Un partido político español, con el que no comulgo en absoluto, ha puesto sobre la mesa una cuestión del todo procedente. Vox -que representa a la ultraderecha puesto que está más a la derecha que el PP y no porque defienda postulados supremacistas, franquistas o dictatoriales- ha propuesto vetar para preservar la “seguridad nacional” la contratación pública con empresas procedentes de “países no democráticos” o que estén controladas por gobiernos o ejércitos “de regímenes totalitarios”, y seguir este criterio en el desarrollo del Plan Nacional 5G, del que estaría excluida la china Huawei.

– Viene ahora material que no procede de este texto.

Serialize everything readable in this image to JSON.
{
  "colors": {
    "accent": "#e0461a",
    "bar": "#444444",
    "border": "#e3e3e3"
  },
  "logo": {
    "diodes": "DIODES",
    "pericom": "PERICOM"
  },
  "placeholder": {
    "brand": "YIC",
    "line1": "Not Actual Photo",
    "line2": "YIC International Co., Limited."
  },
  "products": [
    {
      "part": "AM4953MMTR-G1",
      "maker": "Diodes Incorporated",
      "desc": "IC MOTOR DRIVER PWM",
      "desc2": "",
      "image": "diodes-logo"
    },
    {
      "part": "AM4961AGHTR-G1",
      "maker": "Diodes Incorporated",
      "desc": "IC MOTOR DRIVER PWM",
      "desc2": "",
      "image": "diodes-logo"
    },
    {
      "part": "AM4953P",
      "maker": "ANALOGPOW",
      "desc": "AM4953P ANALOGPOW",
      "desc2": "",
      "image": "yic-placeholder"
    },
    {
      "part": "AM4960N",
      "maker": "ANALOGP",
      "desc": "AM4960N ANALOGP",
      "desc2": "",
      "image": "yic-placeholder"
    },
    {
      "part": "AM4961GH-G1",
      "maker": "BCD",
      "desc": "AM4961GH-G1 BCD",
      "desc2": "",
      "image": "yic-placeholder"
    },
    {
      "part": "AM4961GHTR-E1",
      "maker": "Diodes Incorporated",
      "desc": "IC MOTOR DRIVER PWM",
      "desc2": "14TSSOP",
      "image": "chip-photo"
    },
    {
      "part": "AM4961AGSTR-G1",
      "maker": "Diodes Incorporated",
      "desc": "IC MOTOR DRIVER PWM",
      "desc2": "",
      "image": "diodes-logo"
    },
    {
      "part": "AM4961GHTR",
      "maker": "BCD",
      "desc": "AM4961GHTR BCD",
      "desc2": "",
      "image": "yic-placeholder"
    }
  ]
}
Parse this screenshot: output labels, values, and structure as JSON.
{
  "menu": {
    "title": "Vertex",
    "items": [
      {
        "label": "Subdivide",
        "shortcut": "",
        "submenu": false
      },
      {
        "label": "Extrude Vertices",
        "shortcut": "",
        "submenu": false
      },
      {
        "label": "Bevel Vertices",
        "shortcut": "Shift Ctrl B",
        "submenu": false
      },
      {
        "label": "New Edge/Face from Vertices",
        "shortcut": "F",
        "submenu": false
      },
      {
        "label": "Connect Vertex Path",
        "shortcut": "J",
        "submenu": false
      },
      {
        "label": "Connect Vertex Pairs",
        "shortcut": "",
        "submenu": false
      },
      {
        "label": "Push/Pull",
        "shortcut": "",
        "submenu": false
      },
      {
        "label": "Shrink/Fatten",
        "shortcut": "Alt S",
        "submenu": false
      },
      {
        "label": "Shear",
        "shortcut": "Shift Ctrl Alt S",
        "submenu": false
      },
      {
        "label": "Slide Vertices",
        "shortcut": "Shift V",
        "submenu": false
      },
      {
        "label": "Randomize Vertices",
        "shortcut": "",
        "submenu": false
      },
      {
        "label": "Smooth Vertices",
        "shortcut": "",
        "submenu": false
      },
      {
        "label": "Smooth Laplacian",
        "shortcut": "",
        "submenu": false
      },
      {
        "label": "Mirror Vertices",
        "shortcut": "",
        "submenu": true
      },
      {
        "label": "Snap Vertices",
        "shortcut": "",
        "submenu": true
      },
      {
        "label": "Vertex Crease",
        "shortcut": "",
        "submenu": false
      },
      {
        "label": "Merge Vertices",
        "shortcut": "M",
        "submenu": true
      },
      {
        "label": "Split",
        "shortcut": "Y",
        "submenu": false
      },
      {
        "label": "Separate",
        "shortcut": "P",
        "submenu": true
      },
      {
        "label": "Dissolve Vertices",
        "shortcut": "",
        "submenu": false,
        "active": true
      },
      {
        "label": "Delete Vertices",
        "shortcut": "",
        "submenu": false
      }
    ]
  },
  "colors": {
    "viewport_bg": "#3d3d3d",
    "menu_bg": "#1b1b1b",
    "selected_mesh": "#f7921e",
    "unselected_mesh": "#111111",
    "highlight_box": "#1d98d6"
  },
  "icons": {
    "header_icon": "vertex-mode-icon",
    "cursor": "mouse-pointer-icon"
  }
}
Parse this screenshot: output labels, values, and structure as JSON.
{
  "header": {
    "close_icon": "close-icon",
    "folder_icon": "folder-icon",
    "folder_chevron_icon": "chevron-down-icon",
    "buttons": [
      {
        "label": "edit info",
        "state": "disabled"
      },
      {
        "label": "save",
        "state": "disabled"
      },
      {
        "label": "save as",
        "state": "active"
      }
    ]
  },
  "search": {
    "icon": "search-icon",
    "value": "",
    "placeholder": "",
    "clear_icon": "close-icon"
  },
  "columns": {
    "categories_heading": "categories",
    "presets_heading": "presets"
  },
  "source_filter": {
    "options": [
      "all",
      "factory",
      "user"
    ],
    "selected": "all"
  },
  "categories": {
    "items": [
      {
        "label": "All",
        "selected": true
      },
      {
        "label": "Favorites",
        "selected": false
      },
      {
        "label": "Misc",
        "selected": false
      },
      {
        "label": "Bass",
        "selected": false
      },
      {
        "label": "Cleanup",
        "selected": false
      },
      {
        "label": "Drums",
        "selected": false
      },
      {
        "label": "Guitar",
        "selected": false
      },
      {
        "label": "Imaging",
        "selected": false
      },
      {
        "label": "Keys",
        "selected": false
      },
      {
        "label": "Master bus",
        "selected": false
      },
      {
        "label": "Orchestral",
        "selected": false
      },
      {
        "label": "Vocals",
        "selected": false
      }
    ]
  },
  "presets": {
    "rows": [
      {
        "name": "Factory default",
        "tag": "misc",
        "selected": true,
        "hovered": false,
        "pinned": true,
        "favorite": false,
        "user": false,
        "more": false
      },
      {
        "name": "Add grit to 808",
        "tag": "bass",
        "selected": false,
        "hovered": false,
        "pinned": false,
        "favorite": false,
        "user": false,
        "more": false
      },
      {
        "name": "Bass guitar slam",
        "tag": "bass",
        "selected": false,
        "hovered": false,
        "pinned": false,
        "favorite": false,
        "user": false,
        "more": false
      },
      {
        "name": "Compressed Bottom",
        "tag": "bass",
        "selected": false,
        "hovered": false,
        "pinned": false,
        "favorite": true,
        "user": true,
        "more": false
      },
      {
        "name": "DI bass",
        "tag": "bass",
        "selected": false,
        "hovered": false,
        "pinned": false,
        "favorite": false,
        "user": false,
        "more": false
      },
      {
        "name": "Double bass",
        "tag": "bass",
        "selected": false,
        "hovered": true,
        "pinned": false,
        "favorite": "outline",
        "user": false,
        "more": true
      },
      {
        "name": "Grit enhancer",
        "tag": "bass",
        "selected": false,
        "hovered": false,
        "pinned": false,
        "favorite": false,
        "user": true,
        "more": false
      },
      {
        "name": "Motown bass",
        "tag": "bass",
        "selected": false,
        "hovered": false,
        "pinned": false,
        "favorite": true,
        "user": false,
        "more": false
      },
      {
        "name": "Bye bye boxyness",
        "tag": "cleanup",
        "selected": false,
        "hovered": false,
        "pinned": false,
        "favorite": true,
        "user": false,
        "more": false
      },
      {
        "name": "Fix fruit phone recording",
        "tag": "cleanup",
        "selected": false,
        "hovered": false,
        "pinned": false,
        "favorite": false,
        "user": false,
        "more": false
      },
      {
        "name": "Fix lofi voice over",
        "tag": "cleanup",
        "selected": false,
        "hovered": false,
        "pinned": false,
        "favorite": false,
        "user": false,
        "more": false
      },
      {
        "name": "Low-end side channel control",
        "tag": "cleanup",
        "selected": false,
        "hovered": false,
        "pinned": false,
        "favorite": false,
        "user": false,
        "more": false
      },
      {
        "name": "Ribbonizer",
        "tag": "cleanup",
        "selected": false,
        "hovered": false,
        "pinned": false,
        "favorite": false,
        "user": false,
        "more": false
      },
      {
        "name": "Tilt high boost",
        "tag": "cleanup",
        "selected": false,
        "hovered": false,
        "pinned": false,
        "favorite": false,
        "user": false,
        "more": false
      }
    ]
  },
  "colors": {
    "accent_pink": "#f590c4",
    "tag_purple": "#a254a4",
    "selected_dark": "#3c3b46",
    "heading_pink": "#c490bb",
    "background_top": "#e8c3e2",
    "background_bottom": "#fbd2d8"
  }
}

El objetivo de todo esto sería “garantizar la soberanía en el ciberespacio y el éxito de las democracias occidentales en la lucha contra las tácticas de desinformación, intoxicación, confusión y desestabilización utilizadas por los enemigos de nuestras libertades en el ámbito internacional”. Vox apunta a que, frente a la “intoxicación y a la desinformación” a la que recurren los “estados autoritarios”, “las democracias parlamentarias han adoptado un rol pasivo”.
Huawei, el mayor proveedor tecnológico del mundo, controla casi medio centenar de contratos comerciales para instalar infraestructuras de 5G, más de la mitad en Europa. Huawei ha sido acusada de “espionaje generalizado a gobiernos y empresas de países occidentales”, de ser un “brazo de vigilancia” del Partido Comunista y del gobierno chino y de “colaborar en la represión de más de un millón de musulmanes”, recuerda la ultraderecha.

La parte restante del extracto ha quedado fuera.